Everywhere we look in these troubled economic times, we run into friends and business associates who have lost their jobs. It’s always stressful to lose your job, but when unemployment is so high and there are so few employers looking to fill positions, terminated employees have even more to be concerned about.
I’m seeing a lot of these people in my practice and the first thing they ask me is “What are my rights?” Unfortunately, I often have to tell them that, in Connecticut and in many other states, their right are few and limited. Connecticut, like a lot of other states, is what’s called an “employment at will” state. What this means is that, in the absence of a contract, or other special circumstances, employers can fire employees at any time, with or without an explanation. All may not be lost, however, and employees who lose their jobs are well-advised to seek professional advice about their rights.
Take the case of a hypothetical employee named Jack. What are some issues Jack should consider if he loses his job?

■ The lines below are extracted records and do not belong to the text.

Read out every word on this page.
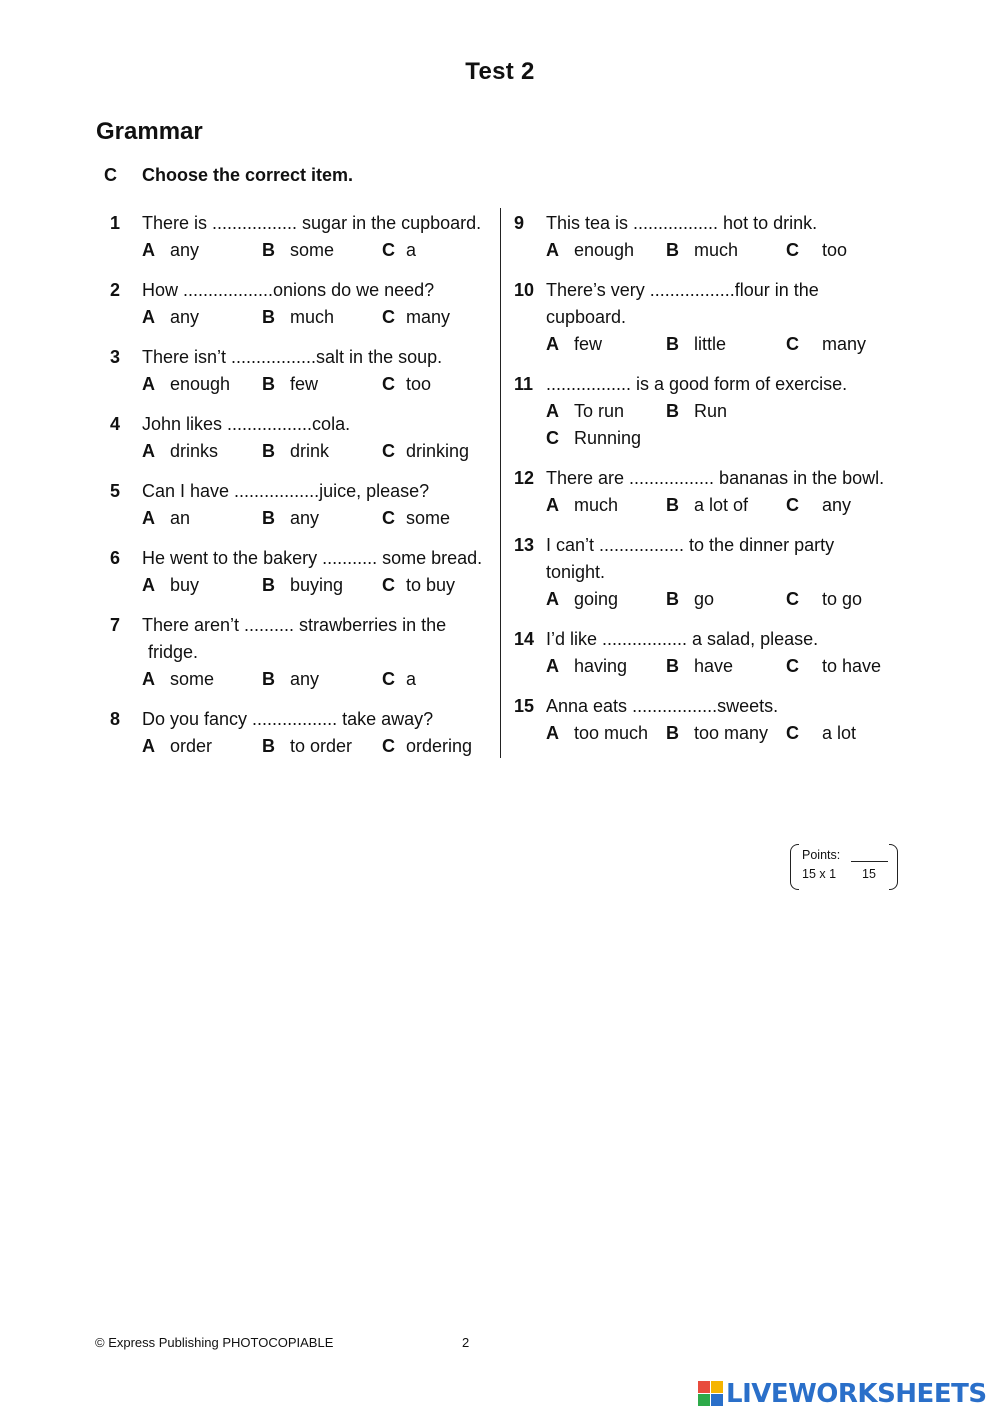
Test 2
Grammar
C Choose the correct item.
1 There is ................. sugar in the cupboard.
A any	B some	C a
2 How ..................onions do we need?
A any	B much	C many
3 There isn’t .................salt in the soup.
A enough B few	C too
4 John likes .................cola.
A drinks B drink	C drinking
5 Can I have .................juice, please?
A an	B any	C some
6 He went to the bakery ........... some bread.
A buy	B buying C to buy
7 There aren’t .......... strawberries in the
fridge.
A some	B any	C a
8 Do you fancy ................. take away?
A order	B to order C ordering
9 This tea is ................. hot to drink.
A enough B much	C too
10 There’s very .................flour in the
cupboard.
A few	B little	C many
11 ................. is a good form of exercise.
A To run B Run
C Running
12 There are ................. bananas in the bowl.
A much	B a lot of C any
13 I can’t ................. to the dinner party
tonight.
A going	B go	C to go
14 I’d like ................. a salad, please.
A having B have	C to have
15 Anna eats .................sweets.
A too much B too many C a lot
Points:
15 x 1 15
© Express Publishing PHOTOCOPIABLE	2
LIVEWORKSHEETS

First of all, if Jack worked for an employer covered by the Federal Worker Adjustment and Retraining Notification Act (“WARNS Act”), he might be entitled to advance notice that he would be losing his job. The Act applies to specific employers with more than 100 employees who must give employees 60 days advance notice of plant closings or mass layoffs. If Jack’s situation falls under the WARN Act protection, and Jack did not receive proper advance notice about losing his job, he may be able to collect back pay with benefits, including earned vacation, for up to 60 days.

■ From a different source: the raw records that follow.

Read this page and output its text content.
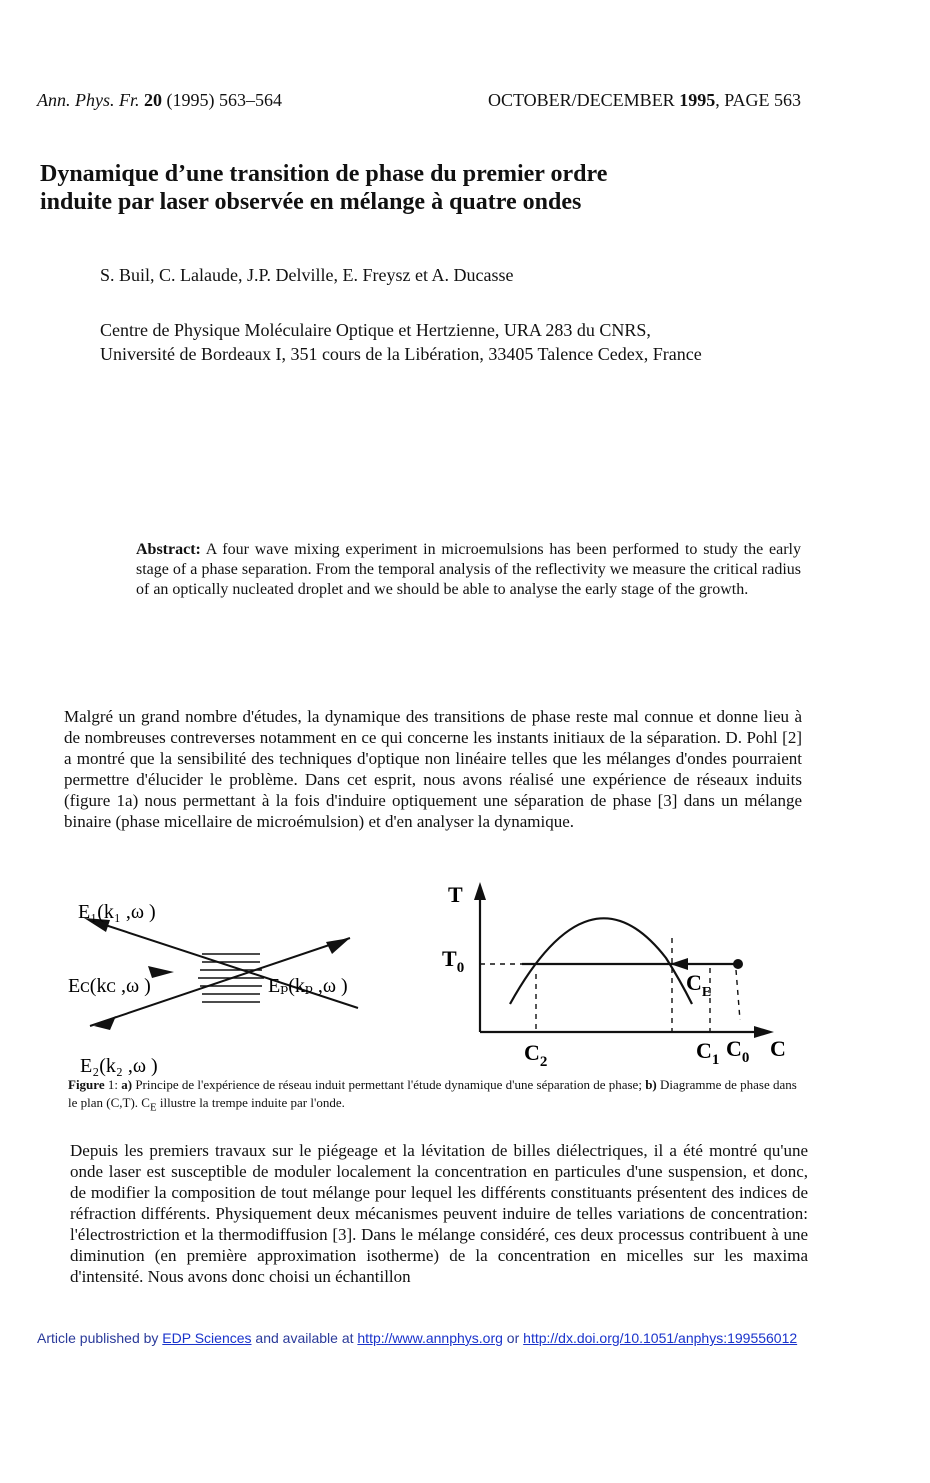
Ann. Phys. Fr. 20 (1995) 563–564	OCTOBER/DECEMBER 1995, PAGE 563
Dynamique d’une transition de phase du premier ordre
induite par laser observée en mélange à quatre ondes
S. Buil, C. Lalaude, J.P. Delville, E. Freysz et A. Ducasse
Centre de Physique Moléculaire Optique et Hertzienne, URA 283 du CNRS,
Université de Bordeaux I, 351 cours de la Libération, 33405 Talence Cedex, France
Abstract: A four wave mixing experiment in microemulsions has been performed to study the early stage of a phase separation. From the temporal analysis of the reflectivity we measure the critical radius of an optically nucleated droplet and we should be able to analyse the early stage of the growth.
Malgré un grand nombre d'études, la dynamique des transitions de phase reste mal connue et donne lieu à de nombreuses contreverses notamment en ce qui concerne les instants initiaux de la séparation. D. Pohl [2] a montré que la sensibilité des techniques d'optique non linéaire telles que les mélanges d'ondes pourraient permettre d'élucider le problème. Dans cet esprit, nous avons réalisé une expérience de réseaux induits (figure 1a) nous permettant à la fois d'induire optiquement une séparation de phase [3] dans un mélange binaire (phase micellaire de microémulsion) et d'en analyser la dynamique.
E₁(k₁ ,ω )
Eᴄ(kᴄ ,ω )	Eₚ(kₚ ,ω )
E₂(k₂ ,ω )
T
$T_0$
$C_2$	$C_1$ $C_0$ C
$C_E$
Figure 1: a) Principe de l'expérience de réseau induit permettant l'étude dynamique d'une séparation de phase; b) Diagramme de phase dans le plan (C,T). $C_E$ illustre la trempe induite par l'onde.
Depuis les premiers travaux sur le piégeage et la lévitation de billes diélectriques, il a été montré qu'une onde laser est susceptible de moduler localement la concentration en particules d'une suspension, et donc, de modifier la composition de tout mélange pour lequel les différents constituants présentent des indices de réfraction différents. Physiquement deux mécanismes peuvent induire de telles variations de concentration: l'électrostriction et la thermodiffusion [3]. Dans le mélange considéré, ces deux processus contribuent à une diminution (en première approximation isotherme) de la concentration en micelles sur les maxima d'intensité. Nous avons donc choisi un échantillon
Article published by EDP Sciences and available at http://www.annphys.org or http://dx.doi.org/10.1051/anphys:199556012
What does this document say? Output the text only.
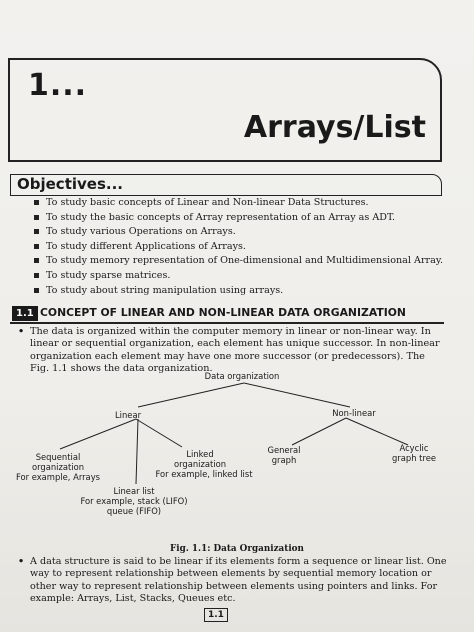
1...
Arrays/List
Objectives...
To study basic concepts of Linear and Non-linear Data Structures.
To study the basic concepts of Array representation of an Array as ADT.
To study various Operations on Arrays.
To study different Applications of Arrays.
To study memory representation of One-dimensional and Multidimensional Array.
To study sparse matrices.
To study about string manipulation using arrays.
1.1 CONCEPT OF LINEAR AND NON-LINEAR DATA ORGANIZATION
• The data is organized within the computer memory in linear or non-linear way. In linear or sequential organization, each element has unique successor. In non-linear organization each element may have one more successor (or predecessors). The Fig. 1.1 shows the data organization.
Data organization
Linear	Non-linear
Sequential
organization
For example, Arrays
Linked
organization
For example, linked list
Linear list
For example, stack (LIFO)
queue (FIFO)
General
graph
Acyclic
graph tree
Fig. 1.1: Data Organization
• A data structure is said to be linear if its elements form a sequence or linear list. One way to represent relationship between elements by sequential memory location or other way to represent relationship between elements using pointers and links. For example: Arrays, List, Stacks, Queues etc.
1.1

While employers are generally allowed to fire employees without a reason, employees who are fired for what the law considers the wrong reason may have certain rights. State and federal laws have what are known as “protected categories”. If Jack’s employer fired him based on Jack’s status as a member of a protected category, Jack would have a case under state and federal law. For example, in Connecticut, employers are generally prohibited from firing an employee based on his or her race, color, religious creed, age, sex, marital status, national origin, ancestry, history of mental disability, mental retardation, learning disability, physical disability, including blindness, sexual orientation, or pregnancy.

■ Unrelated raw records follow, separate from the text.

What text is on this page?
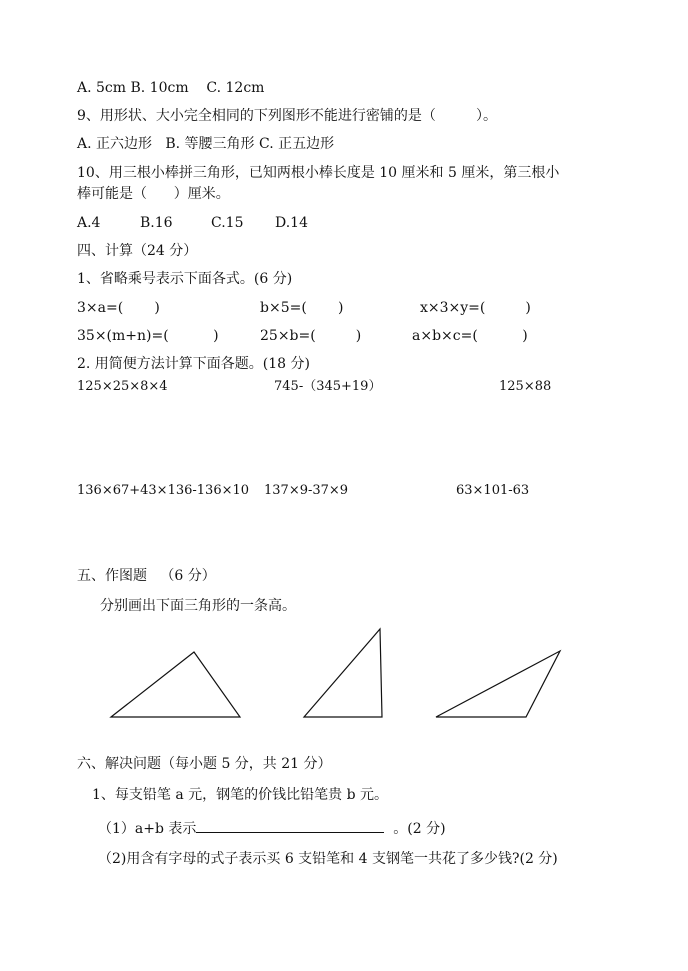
A. 5cm B. 10cm    C. 12cm
9、用形状、大小完全相同的下列图形不能进行密铺的是（         ）。
A. 正六边形   B. 等腰三角形 C. 正五边形
10、用三根小棒拼三角形，已知两根小棒长度是 10 厘米和 5 厘米，第三根小
棒可能是（      ）厘米。
A.4	B.16	C.15 D.14
四、计算（24 分）
1、省略乘号表示下面各式。(6 分)
3×a=(       )	b×5=(       )	x×3×y=(         )
35×(m+n)=(          )	25×b=(         )	a×b×c=(          )
2. 用简便方法计算下面各题。(18 分)
125×25×8×4	745-（345+19）	125×88
136×67+43×136-136×10 137×9-37×9	63×101-63
五、作图题   （6 分）
分别画出下面三角形的一条高。
六、解决问题（每小题 5 分，共 21 分）
1、每支铅笔 a 元，钢笔的价钱比铅笔贵 b 元。
（1）a+b 表示	。(2 分)
（2)用含有字母的式子表示买 6 支铅笔和 4 支钢笔一共花了多少钱?(2 分)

Jack might also have a case against his employer if he were fired because he:
(1) Opposed a discriminatory employment practice of the employer;
(2) Exercised rights of free speech, religious liberty, or assemblage under the state or federal constitution or;
(3) Disclosed an employer’s illegal or unethical acts.
Under these circumstances, he might be able to recover lost pay, attorney’s fees and other types of damages from his employer.
There are additional issues that Jack should consider, regardless of whether he believes he was wrongfully fired. Jack is entitled to be paid all wages owed through the date of termination. An employer who fails to make such payments may be held liable for double damages. Jack should also consider whether he is entitled to be paid for accrued vacation, based on company policy or some contractual right. Under proper circumstances, Jack’s employer should provide Jack with a letter of recommendation that might improve Jack’s chances of finding a new job.
Jack also needs to know whether he is entitled to severance pay based on his employment contract (if he has one) or company policy. Jack should not expect to receive severance pay for nothing. Generally, his employer would ask him to sign a separation agreement. That agreement usually requires Jack to release all claims against his employer in exchange for the severance pay, among other provisions. Jack needs to evaluate whether the severance pay is significant enough to make him want to release claims he has against his employer. In addition, he should receive benefits under the severance agreement beyond those he would have received if he did not sign the release. I should add that his employer cannot require him to waive some claims, such as certain state and federal agency claims, Federal Fair Labor Standard Act claims, and workers’ compensation claims.
If Jack suspects he’s been fired because of discrimination , or some other form of prohibited conduct, he may very well be able to negotiate a richer package than the one initially offered by the employer, by working with an attorney who will let the employer know of Jack’s potential claim. This can often provide an incentive for an employer to “sweeten” the package.
Finally, Jack may be entitled to collect unemployment benefits if he wasn’t fired for willful misconduct or didn’t quit his job without good cause. The amount of his benefits will depend on his average earnings during a specific period of time. Jack will be required to prove that he is making reasonable efforts to find work during the period that he collects unemployment benefits.
The shock of losing a job is often so great that people cannot think of anything else. Their rights are the last thing on their minds. But, after recovering from the initial shock they may very well benefit from a professional consultation to review their potential rights. These rights can offer some protection while they are getting back on their feet.